WASHINGTON — Legislation proposed in the House of Representatives would speed up Food and Drug Administration approval of knock-off versions of vaccines and other biologics while requiring the agency to conduct more inspections of drug factories overseas, according to published reports.


News media reported last month that the bills, sponsored by Rep. Tim Murphy, R-Pa., would create an expedited FDA approval pathway for follow-on versions of biogenetic medications, such as vaccines and drugs made from human tissue and plasma. According to media reports, Murphy said the legislation would make the medications more affordable and accessible while ensuring that offshore drug makers are held to the same manufacturing standards as those based in the United States.
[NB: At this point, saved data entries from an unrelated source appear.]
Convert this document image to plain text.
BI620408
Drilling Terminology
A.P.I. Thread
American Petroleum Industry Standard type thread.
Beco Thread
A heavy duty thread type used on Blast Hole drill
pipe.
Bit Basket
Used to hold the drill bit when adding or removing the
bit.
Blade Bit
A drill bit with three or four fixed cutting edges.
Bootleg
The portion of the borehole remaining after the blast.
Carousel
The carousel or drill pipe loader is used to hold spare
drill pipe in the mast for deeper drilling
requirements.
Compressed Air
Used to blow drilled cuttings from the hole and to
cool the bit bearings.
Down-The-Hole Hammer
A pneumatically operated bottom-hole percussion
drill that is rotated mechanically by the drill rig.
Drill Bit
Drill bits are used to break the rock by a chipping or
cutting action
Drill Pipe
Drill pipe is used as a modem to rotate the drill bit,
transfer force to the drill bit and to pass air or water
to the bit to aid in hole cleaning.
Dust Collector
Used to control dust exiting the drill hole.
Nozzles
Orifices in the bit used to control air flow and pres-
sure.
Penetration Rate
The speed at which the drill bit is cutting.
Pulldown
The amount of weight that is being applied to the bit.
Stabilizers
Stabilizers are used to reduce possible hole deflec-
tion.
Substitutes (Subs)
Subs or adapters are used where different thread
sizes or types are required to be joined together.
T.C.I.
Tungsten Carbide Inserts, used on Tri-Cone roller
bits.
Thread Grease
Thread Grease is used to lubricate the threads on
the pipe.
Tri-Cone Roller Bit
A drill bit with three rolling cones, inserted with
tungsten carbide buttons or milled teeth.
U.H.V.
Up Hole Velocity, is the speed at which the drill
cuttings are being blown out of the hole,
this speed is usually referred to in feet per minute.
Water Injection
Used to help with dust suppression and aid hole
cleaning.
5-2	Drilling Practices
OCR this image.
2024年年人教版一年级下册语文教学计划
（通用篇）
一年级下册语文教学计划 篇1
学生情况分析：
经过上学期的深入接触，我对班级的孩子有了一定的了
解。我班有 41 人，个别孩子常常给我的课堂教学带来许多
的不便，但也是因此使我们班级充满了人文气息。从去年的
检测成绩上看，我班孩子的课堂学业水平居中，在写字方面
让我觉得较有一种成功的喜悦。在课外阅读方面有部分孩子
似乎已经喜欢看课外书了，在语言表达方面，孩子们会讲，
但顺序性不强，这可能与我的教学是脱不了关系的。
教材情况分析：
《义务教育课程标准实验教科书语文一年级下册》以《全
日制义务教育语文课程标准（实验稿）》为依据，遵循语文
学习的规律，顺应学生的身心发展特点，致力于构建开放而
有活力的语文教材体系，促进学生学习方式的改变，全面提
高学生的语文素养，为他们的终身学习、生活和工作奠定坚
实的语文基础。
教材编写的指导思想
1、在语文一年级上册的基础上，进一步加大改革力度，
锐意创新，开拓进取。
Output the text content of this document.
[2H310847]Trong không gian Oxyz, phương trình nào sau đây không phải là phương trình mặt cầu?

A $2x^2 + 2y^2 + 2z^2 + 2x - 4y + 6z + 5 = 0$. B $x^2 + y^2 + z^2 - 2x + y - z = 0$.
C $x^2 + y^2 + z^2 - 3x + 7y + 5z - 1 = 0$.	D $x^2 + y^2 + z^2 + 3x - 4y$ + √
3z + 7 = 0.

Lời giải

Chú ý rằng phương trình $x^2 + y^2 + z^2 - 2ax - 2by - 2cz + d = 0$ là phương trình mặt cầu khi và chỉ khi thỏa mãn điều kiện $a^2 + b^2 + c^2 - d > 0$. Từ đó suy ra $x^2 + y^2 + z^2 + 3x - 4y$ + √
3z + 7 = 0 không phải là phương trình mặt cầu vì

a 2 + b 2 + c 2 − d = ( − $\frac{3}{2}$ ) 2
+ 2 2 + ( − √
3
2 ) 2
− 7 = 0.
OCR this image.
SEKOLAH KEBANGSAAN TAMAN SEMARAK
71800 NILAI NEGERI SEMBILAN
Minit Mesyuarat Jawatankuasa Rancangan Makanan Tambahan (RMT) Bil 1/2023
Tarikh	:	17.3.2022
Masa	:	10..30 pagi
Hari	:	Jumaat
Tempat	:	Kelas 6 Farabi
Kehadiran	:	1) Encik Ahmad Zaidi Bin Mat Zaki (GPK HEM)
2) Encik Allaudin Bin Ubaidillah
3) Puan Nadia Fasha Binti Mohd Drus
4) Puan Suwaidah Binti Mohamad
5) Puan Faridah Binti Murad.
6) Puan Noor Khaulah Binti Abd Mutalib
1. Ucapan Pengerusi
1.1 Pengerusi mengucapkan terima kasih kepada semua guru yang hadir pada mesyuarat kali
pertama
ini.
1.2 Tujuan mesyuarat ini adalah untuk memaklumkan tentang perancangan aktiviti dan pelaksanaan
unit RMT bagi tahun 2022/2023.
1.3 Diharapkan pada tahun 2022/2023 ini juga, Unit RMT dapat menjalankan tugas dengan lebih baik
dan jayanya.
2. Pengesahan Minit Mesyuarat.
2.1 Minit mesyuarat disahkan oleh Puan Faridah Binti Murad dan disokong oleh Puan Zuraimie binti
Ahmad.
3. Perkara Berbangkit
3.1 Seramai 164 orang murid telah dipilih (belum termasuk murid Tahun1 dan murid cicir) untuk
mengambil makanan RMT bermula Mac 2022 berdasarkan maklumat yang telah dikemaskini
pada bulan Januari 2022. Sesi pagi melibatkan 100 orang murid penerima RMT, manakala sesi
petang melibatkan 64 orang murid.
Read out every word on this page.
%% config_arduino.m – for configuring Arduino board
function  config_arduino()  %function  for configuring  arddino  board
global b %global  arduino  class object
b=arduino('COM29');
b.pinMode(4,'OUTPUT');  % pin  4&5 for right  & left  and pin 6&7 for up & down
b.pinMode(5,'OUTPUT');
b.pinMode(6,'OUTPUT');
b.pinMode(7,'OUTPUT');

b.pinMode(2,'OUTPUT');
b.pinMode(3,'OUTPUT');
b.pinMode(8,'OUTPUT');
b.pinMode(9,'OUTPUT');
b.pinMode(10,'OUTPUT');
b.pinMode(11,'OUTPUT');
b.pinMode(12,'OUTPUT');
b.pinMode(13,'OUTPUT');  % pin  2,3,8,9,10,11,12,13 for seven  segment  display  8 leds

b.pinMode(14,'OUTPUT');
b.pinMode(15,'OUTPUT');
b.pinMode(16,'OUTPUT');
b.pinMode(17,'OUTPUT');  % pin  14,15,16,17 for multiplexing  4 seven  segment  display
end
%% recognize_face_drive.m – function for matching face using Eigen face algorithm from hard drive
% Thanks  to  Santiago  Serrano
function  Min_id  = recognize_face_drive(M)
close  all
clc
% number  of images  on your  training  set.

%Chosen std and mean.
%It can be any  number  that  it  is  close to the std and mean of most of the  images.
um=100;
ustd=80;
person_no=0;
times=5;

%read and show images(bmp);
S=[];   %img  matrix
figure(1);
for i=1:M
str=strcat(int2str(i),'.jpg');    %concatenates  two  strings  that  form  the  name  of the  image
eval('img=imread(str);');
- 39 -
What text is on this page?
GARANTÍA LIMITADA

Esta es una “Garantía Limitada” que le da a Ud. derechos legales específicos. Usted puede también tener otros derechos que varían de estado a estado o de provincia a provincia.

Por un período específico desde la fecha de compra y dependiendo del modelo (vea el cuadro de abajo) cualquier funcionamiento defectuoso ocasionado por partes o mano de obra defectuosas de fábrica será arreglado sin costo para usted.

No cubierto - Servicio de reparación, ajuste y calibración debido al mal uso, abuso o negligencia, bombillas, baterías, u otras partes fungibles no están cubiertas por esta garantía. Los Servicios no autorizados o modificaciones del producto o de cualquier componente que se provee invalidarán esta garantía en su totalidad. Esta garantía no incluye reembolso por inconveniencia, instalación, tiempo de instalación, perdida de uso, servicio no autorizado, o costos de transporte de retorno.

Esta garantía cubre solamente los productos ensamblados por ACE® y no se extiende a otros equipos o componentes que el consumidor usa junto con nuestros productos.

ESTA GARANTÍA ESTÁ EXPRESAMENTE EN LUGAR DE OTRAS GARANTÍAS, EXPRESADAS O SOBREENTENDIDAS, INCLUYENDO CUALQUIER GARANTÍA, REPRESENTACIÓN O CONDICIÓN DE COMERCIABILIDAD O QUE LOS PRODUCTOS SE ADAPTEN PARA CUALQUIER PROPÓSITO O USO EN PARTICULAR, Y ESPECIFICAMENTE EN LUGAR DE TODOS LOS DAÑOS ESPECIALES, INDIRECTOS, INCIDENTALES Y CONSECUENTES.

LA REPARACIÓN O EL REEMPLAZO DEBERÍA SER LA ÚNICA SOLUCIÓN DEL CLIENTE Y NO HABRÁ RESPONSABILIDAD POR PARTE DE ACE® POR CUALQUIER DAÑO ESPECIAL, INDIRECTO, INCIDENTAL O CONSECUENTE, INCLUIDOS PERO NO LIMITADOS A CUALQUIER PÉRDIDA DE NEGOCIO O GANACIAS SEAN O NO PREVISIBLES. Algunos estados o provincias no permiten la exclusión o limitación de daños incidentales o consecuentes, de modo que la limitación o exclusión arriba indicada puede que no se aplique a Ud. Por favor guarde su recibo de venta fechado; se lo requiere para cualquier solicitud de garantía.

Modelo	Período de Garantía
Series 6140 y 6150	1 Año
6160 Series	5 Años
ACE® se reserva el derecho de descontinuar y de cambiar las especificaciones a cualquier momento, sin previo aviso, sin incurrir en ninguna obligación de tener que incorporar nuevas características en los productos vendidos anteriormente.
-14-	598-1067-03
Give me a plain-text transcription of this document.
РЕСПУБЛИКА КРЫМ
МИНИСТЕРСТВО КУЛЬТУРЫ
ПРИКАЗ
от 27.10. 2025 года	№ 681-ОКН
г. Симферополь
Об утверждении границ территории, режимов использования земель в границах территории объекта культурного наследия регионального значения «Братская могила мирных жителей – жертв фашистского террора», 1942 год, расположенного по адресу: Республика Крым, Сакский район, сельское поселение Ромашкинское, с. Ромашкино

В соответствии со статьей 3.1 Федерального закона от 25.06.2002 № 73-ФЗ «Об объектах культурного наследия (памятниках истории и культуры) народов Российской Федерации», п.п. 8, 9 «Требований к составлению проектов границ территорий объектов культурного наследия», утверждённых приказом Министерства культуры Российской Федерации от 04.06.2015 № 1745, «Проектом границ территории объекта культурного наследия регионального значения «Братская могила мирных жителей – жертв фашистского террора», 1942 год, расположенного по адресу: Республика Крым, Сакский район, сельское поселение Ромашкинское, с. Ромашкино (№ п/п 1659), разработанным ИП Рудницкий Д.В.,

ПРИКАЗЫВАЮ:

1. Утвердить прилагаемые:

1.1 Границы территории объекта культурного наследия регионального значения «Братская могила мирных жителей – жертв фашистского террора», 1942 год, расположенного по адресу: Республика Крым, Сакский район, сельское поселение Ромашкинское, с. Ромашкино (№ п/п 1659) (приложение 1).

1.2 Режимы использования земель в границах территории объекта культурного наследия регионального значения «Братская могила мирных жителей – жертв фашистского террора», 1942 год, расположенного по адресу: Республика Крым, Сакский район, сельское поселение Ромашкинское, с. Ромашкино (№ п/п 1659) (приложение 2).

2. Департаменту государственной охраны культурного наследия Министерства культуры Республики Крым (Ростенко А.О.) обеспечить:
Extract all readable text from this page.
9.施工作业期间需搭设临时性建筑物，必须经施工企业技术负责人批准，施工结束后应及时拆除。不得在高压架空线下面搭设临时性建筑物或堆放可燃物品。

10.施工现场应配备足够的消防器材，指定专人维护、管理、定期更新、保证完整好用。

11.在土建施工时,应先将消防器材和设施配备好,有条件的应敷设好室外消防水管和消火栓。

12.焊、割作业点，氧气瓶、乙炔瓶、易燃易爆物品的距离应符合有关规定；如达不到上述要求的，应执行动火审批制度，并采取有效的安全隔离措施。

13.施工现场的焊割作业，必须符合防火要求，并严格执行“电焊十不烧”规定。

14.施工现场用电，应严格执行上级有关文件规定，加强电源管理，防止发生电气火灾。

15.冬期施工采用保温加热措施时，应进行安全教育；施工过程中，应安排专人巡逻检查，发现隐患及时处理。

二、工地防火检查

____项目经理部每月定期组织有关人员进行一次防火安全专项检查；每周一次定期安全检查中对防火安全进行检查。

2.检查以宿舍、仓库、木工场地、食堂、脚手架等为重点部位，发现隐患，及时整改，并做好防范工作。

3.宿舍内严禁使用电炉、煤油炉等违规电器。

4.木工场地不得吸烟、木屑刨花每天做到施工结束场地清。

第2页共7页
According to reports, the House Energy and Commerce Committee voted 46-0 to send the bill to the House floor.



MONTGOMERY, Ala. — A new law in Alabama will establish standards in the pharmacy audit process conducted by pharmacy benefit managers in the state. Last month, Alabama Gov. Robert Bentley signed SB 383, the Pharmacy Audit Integrity Act, which establishes uniform standards for the auditing of pharmacy records and includes requiring two weeks written notice of an audit. The law also requires audits that involve clinical or professional judgment be conducted in consultation with a pharmacist and establishes an appeals process. 


The bill drew praise from the National Association of Chain Drug Stores, which has endorsed federal legislation that seeks to preserve pharmacy choice for patients and takes additional steps to prevent threats to pharmacy patient care. The bipartisan Pharmacy Competition and Consumer Choice Act — S. 1058 and H.R. 1971, sponsored by Sen. Mark Pryor, D-Ark., and Rep. Cathy McMorris Rodgers, R-Wash., respectively — includes provisions requiring transparency by PBMs in pharmacy audits.



MONTPELIER, Vt. — Vermont also enacted a PBM audit law, which drew praise from NACDS as well. S. 200, signed into law by Vermont Gov. Peter Shumlin, establishes consistent standards for the auditing of pharmacy records and includes requiring two weeks written notice of an audit; requires auditing records be provided to the pharmacy; sets a 60-day deadline for the preliminary audit report following completion of an audit; and establishes a written appeals process. 


“We thank Gov. Shumlin for enacting this important pro-patient, pro-pharmacy legislation to curb practices used by some PBMs that jeopardize the role of community pharmacy in improving patient care and making healthcare delivery more efficient and cost-effective,” NACDS president and CEO Steve Anderson said. “We thank the Vermont Association of Chain Drug Stores for their leadership in helping to ensure transparency in the PBM audit process.”